In Polen erhöhte sich die Zahl der Toten auf 53. Bei den Opfern handelt es sich überwiegend um Obdachlose, die häufig alkoholisiert waren. Die Obdachlosenheime beschlossen deswegen, ausnahmsweise auch Betrunkene aufzunehmen.
In der bosnischen Hauptstadt Sarajevo wurde eine Schneehöhe von einem Meter gemessen, auf den umliegenden Bergen waren es zwei Meter. In Sarajevo stellten die öffentlichen Verkehrsmittel ihren Betrieb ein. Nur die Hauptstraße und einige Straßen im Zentrum waren passierbar. Der kroatische Präsident Ivo Josipovic und sein serbischer Kollege Boris Tadic, die an einer Konferenz in einem Hotel im bosnischen Jahorina teilgenommen hatten, saßen dort vorübergehend fest.
In Serbien war von neun Kältetoten und einem Vermissten die Rede. In Rumänien stieg die Zahl der Toten auf 34. In Bulgarien tötete die Kältewelle mindestens 16 Menschen, größtenteils Dorfbewohner, die am Straßenrand oder in ihren ungeheizten Wohnungen starben.

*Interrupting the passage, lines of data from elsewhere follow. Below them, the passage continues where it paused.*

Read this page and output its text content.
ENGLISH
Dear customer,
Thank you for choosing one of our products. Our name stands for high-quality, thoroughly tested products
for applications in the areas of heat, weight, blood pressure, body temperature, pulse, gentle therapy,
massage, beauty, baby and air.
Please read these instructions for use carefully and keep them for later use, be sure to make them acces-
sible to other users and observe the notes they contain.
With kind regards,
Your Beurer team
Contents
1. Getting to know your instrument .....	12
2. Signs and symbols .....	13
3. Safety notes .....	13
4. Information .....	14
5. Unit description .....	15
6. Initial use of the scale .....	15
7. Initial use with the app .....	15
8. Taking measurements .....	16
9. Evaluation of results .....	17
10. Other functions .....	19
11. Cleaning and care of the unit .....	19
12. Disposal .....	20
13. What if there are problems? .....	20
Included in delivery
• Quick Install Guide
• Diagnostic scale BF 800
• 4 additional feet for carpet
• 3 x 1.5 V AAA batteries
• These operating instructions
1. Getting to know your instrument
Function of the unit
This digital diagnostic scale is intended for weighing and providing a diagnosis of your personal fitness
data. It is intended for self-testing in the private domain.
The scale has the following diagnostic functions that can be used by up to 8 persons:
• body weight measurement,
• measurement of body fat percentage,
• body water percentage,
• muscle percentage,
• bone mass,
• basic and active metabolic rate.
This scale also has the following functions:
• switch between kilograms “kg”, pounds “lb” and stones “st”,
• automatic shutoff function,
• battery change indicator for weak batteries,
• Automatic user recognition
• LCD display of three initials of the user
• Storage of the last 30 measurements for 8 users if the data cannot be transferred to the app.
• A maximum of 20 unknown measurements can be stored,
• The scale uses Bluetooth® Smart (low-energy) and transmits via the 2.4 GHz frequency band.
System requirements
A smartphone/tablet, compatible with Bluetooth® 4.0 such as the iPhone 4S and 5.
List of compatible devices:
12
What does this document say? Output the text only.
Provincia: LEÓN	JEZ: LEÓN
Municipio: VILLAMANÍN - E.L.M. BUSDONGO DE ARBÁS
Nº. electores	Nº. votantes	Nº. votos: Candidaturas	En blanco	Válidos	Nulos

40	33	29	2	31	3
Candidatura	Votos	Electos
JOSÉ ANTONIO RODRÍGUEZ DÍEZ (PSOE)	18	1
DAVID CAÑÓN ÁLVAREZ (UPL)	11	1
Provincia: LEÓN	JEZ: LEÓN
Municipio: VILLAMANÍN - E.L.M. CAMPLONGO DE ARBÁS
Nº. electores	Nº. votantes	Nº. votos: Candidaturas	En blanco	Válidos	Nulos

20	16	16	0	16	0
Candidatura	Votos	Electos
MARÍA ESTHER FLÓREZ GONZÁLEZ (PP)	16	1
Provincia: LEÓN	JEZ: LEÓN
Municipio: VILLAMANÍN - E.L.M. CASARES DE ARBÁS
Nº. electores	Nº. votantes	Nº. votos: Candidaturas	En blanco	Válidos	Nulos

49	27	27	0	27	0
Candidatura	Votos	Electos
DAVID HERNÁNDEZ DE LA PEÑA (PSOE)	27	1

In anderen europäischen Ländern wurden insgesamt 47 Tote registriert: 15 in Litauen, zehn in Lettland, sechs in Tschechien, fünf in Frankreich, vier in Österreich, jeweils zwei in Kroatien und Griechenland, sowie jeweils einer in der Slowakei, in Montenegro und in Mazedonien.
In Avellino bei Neapel kam eine Frau ums Leben, als ein Treibhaus unter dem Gewicht von Schneemassen zusammenbrach. Ingesamt stieg die Zahl der Kältetoten in Italien auf zehn. Zahlreiche Italiener tätigten Hamsterkäufe. Hunderte Passagiere saßen den zweiten Tag in Folge stundenlang in Zügen fest und drohten mit einer Sammelklage gegen die Bahnbetreiber.